Hier soir, c’était soirée merguez sur les bords du canal Saint-Martin à Paris (Xe). Eclats de rires, gosses jonchés sur des tricycles, bavardages arrosés de bière autour des tables de camping : l’ambiance semblait à la fête devant la dizaine de tentes alignées le long des berges. Il y avait là l’attirail du parfait campeur : matelas gonflables, cannes à pêche et poubelles entassées à l’écart du terrain de jeu. On croirait un camping municipal bas de gamme s’il ne manquait les douches et les tentes dépareillées. Car, ici, la plupart des abris sont verts et siglés Médecins du monde. Sous ces tentes distribuées cet hiver par l’association pour « attirer l’attention des autorités », une quinzaine de SDF ont trouvé refuge.

Des campements comme celui-ci, il y en a un peu partout depuis le début de l’été : en bord de Seine, boulevards Richard-Lenoir et Jules-Ferry, sous certaines parties du métro aérien et jusque dans les quartiers huppés. Le long du périphérique, entre la porte d’Aubervilliers, au nord, et le XVe, au sud, des dizaines de personnes dorment dans des petits baraquements de bois et de cartons.

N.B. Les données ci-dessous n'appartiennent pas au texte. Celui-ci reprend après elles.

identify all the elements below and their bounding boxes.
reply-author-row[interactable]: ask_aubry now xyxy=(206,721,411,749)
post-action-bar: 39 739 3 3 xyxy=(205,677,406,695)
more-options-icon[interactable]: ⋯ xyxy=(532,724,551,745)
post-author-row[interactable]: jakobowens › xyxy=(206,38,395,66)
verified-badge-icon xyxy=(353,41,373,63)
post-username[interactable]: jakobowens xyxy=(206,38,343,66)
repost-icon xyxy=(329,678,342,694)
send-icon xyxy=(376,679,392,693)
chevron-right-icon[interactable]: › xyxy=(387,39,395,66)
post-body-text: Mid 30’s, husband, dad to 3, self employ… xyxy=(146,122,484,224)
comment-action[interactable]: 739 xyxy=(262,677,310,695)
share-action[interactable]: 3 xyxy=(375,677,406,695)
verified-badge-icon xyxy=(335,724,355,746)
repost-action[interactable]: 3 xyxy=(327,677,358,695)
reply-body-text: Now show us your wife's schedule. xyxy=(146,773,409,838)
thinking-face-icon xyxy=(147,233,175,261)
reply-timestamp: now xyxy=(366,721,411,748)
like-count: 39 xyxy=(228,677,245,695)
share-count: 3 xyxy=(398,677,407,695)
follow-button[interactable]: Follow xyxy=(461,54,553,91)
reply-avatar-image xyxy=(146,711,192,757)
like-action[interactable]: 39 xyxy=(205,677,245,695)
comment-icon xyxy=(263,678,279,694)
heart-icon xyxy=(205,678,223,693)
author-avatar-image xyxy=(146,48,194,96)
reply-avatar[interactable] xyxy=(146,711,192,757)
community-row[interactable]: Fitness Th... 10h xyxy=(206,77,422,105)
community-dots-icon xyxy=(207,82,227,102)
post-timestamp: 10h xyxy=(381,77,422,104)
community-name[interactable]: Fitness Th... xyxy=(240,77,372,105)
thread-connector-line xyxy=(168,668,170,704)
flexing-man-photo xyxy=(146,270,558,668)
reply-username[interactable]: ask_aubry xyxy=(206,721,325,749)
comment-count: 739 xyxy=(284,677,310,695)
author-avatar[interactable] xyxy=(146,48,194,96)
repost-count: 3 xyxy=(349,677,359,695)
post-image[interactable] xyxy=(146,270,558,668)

« Un verrou a sauté avec l’arrivée de l’été et la distribution des tentes, constate Patrick Rouyer, directeur des missions sociales chez Emmaüs. Les SDF qui s’installaient par groupe de deux ou trois se retrouvent désormais à huit, parfois douze personnes. » Ils seraient environ 2 000 à dormir ainsi dans les rues de Paris et le long de la petite couronne. « Le nombre de gens dehors a doublé par rapport à cet hiver, assure Rachid Cherfi, qui effectue des tournées de terrain pour l’association. On voit des gens arriver avec des enfants. Pour eux, c’est vraiment de l’installation. Ils créent en quelque sorte des camps de gitans. » Certains sont connus des services sociaux ; d’autres, des nouveaux venus. Tels ceux arrivés avec un visa touristique des pays de l’Est qui travaillent au noir le jour et dorment dehors.

Souvent bruyants, ces regroupements ont mis en colère pas mal de riverains. Dans les VIe, VIIe, XIIe et XVIIIe arrondissements, les élus reçoivent quotidiennement des plaintes . Hier, le préfet de police s’est rendu boulevard Richard-Lenoir pour étudier les solutions à apporter. « Pendant l’hiver, avec le froid et les volets fermés, la compassion s’exerce différemment, estime Graziela Robert, qui s’est occupée de la distribution des 300 tentes de Médecins du monde. En été, on ouvre les fenêtres et on voit la misère. Les gens n’aiment pas ça mais ce ne sont pas nos tentes qui ont installé la précarité. Les mêmes étaient là, allongés par terre, toujours alcoolisés. Simplement, ils étaient moins voyants. »

Avec l’apparition de ces campements sauvages, la situation a empiré. Ces derniers mois, la préfecture a noté une hausse des bagarres entre SDF. Lundi soir, après un échange de coups sous le métro Pasteur, deux personnes ont été interpellées. Et nombre d’associations craignent de voir les sans-abri s’enfermer encore plus. « Le groupe immobilise les gens, estime Patrick Rouyer. Un problème collectif s’ajoute aux difficultés individuelles. Quitter la rue signifie aussi quitter le groupe. Pour les associations, plus ils sont nombreux, plus c’est difficile de capter leur attention. » Parfois, les bénévoles ont même l’impression de « rentrer par effraction » dans des tentes qui ont donné un peu d’intimité à des gens qui en étaient privés.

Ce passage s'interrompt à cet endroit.